On the other hand, I can see why the President gets credit. At least he was directly involved in the chain of command. There is some sense in which the old "body politic" metaphor holds, when the Head of State gives an order to be carried out by Foot Soldiers, as it were. But the celebration on the couches and in the stadia? Unless one has served in the military or has loved ones serving, I cannot understand the cheering, the drunken frat party hooting.

These are the times that I wish I studied sports and fan psychology more. Because it seems the couch potato is the proper metaphor here.

Sports fans as couch potatoes live vicariously through their sports heroes. The athletes' risks, leaps, triumphs, and humiliations are the couch potatoes' own. The fans in the bleachers and on their La-Z-Boys want to have in their own lives the feelings that they imagine athletes have: the agony and the ecstasy, as it were. Most important, they want their decisions to matter as much as Derek Jeter's or Peyton Manning's. They want to be the guy entrusted with the ball when there are only 2 seconds left in the game and someone has to shoot the three-pointer.
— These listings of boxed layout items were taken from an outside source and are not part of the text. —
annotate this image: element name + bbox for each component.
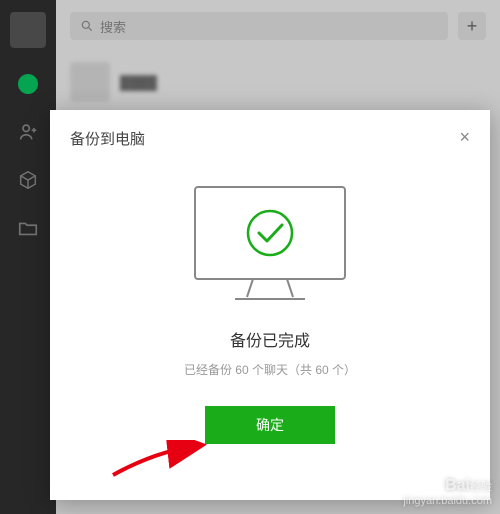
done-subtitle: 已经备份 60 个聊天（共 60 个） (184, 361, 356, 378)
confirm-button[interactable]: 确定 (205, 406, 335, 444)
backup-modal: 备份到电脑 × 备份已完成 已经备份 60 个聊天（共 60 个） 确定 (50, 110, 490, 500)
monitor-icon (185, 179, 355, 309)
modal-header: 备份到电脑 × (50, 110, 490, 149)
close-icon[interactable]: × (459, 128, 470, 146)
modal-title: 备份到电脑 (70, 128, 145, 149)
done-title: 备份已完成 (230, 327, 310, 351)
modal-body: 备份已完成 已经备份 60 个聊天（共 60 个） 确定 (50, 149, 490, 500)
watermark: Bai经验 jingyan.baidu.com (403, 476, 492, 508)
confirm-label: 确定 (256, 415, 284, 435)
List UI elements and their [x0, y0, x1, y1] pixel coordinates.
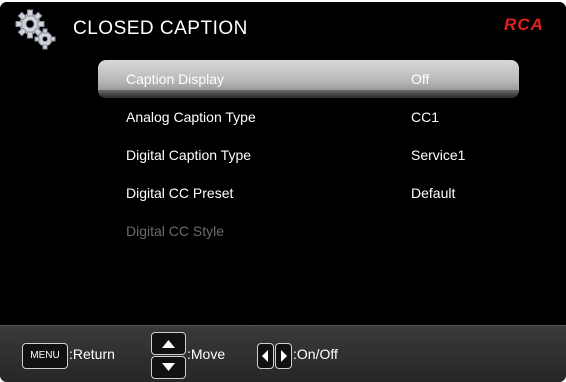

Ok. This is great. No problem. I am not against entertainment. No doubt, those who enjoy music, theater, dance,  and movies have the same feelings. We want King Lear's earth-shaking emotions, Ouisa Kittridge's revelations, Dave Chapelle's outrageous imagination, Michael Jackson's unequaled grace. The difference is that the sports world has become a metaphor not for the individual psyche but for political life. personally feel uplifted and inspired at a Dianne Reeves concert. The whole city is supposed to rejoice when the Heat wins. The whole country is supposed to rejoice when US Hockey beats Russia.

But, for me, the relationship between athlete, spectator, and city or nation is not a straight line, no matter how much we have been induced to think that way by the infotainment media. I understand ESPN doing it. Sports is their baby and they have to make it seem as important as possible. But to see so-called news channels behaving like ESPN? This makes no sense. There is no national unity. And the proof of this will be in how quickly whatever alleged unity comes from the killing of bin Laden evaporates.
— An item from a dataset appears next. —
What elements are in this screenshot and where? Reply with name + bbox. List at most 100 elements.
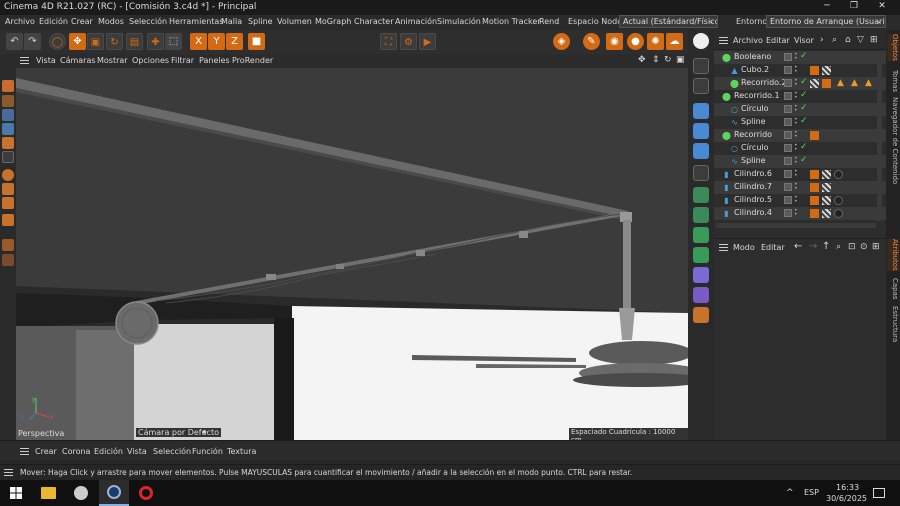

I'm not precisely sure why we are all expected to be happy about this execution.
  1.  Did all of us participate in it? I can understand the Navy Seals or even the National Security Team celebrating. They were, more or less, directly involved. 
  2. Does it retroactively justify the illegal aspects of the War on Terror, freeing those who have been detained or even tortured without cause for a decade? (*Note that if "all is fair in love and war" then so is flying planes into buildings). 
  3. Does it do anything to address the political crisis we have in this country, the massive disagreement over the responsibilities of citizens and governments to each other, especially in the midst of a new age of robber barons?
I suppose we all need a break from such things. I suppose that sports provides that respite. But since the first Gulf War, we have also had military conflict as home entertainment. Isn't there something wrong with the transition of bloody war into the space where I view sports and play video games without having to see the consequence? I would venture to say there are at least two things: first, with the exception of rare cases in soccer, the outcome of sports matches is not a life-and-death matter. War always is. Second, just as with the athletic contest, when the euphoria of shared emotions wanes, as it must, all the petty team dynamics come back to the surface.

Until we decide what ethical principles are going to guide our relationships with each other and the rest of the world, both sports and war will be a momentary distraction before we return to the strange combination of apathy, impotence, and vicious indifference that characterize our unhappy relationships with each other and our country.